More Jobs Lost At BANG’s East Bay Papers

By Richard Brenneman
Thursday November 13, 2008 - 09:39:00 AM

California’s leading newspaper publisher, Dean Singleton’s MediaNews, is shedding eight more jobs in the East Bay. 

BANG-EB, short for Bay Area News Group-East Bay, was created out of the Oakland Tribune, Contra Costa Times, Fremont Argus and other newspapers assembled by the media mogul and allowed him, briefly, to bust the Media Workers Guild by adding the staff of the non-union Times to the union shops in Oakland and Fremont. 

The guild responded last week with an organizing drive that reinstated the union shops, adding the Times staff as a bonus. 

But the union’s efforts haven’t stopped the drastic downsizing that continued with Thursday’s announcement. 

In an e-mail to union colleagues, guild unit chair Sara Steffens notified them that still more newsroom positions were on the block. Steffens herself was the subject of one of the earlier rounds of downsizing. 

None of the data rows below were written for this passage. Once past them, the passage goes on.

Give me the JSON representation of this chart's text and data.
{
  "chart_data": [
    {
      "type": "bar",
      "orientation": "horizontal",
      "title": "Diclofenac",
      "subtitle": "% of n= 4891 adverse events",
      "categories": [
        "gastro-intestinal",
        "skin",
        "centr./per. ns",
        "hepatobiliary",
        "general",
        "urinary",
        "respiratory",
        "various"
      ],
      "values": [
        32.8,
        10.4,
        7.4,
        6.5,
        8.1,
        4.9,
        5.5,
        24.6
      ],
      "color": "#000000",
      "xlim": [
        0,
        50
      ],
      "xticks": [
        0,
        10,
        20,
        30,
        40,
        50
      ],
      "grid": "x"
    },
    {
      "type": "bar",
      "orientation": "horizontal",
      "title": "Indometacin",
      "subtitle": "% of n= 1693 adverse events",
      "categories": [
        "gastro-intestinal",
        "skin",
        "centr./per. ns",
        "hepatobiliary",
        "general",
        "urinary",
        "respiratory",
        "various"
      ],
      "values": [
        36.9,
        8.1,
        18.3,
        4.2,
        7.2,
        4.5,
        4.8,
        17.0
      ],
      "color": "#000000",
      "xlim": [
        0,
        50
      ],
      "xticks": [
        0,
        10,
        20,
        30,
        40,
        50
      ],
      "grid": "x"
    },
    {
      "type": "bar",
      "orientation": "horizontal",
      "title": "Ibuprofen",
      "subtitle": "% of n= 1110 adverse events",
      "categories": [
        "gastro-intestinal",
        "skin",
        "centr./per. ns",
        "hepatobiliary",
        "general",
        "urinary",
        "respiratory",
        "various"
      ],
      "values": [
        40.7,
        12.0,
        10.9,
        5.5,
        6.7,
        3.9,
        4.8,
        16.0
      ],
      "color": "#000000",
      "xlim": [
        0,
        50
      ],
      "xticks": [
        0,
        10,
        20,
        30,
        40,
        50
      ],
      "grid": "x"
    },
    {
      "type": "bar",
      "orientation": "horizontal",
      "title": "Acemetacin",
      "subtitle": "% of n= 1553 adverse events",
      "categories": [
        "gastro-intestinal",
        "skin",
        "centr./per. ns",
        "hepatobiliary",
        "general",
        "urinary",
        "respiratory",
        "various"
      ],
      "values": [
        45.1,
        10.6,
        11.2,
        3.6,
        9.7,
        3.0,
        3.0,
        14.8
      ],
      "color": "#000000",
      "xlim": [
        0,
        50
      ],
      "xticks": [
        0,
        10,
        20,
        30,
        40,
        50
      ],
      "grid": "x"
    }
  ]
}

“In a note sent to the Guild office this afternoon, Human Resources director Laurie Fox said the company planned to cut eight jobs from our bargaining unit, effective Nov. 14,” Steffens reported. “They did not provide any details about which employees, departments or newsrooms may be affected by the proposed cuts.” 

The local currently represents 200 staffers in the East Bay papers. 

Steffens said more cuts will come from non-union positions as well. 

Previous layoffs had reduced the chain’s pool of journalist by 100 positions to a current level of about 200. 

“Members of our bargaining team will meet with the company first thing Monday morning to begin negotiations,” Steffens said in her e-mail. “We intend to do everything we can to lessen the impact of this blow on our unit members and our already understaffed newsrooms.” 

The layoffs have hit hard, cutting back on the ability of the papers to cover local news. At just one paper, the Argus, the reporting staff is down by half and the editorial staff by two-thirds. 

Rumors of the coming layoffs had circulated through the chain’s newsrooms shortly before the election. 

Singleton owns most of the newsrooms in both the Bay Area and the Los Angeles basin, boasting a combined circulation greater than those of the combined circulations of the Tribune Company’s Los Angeles Times and Hearst’s San Francisco Chronicle.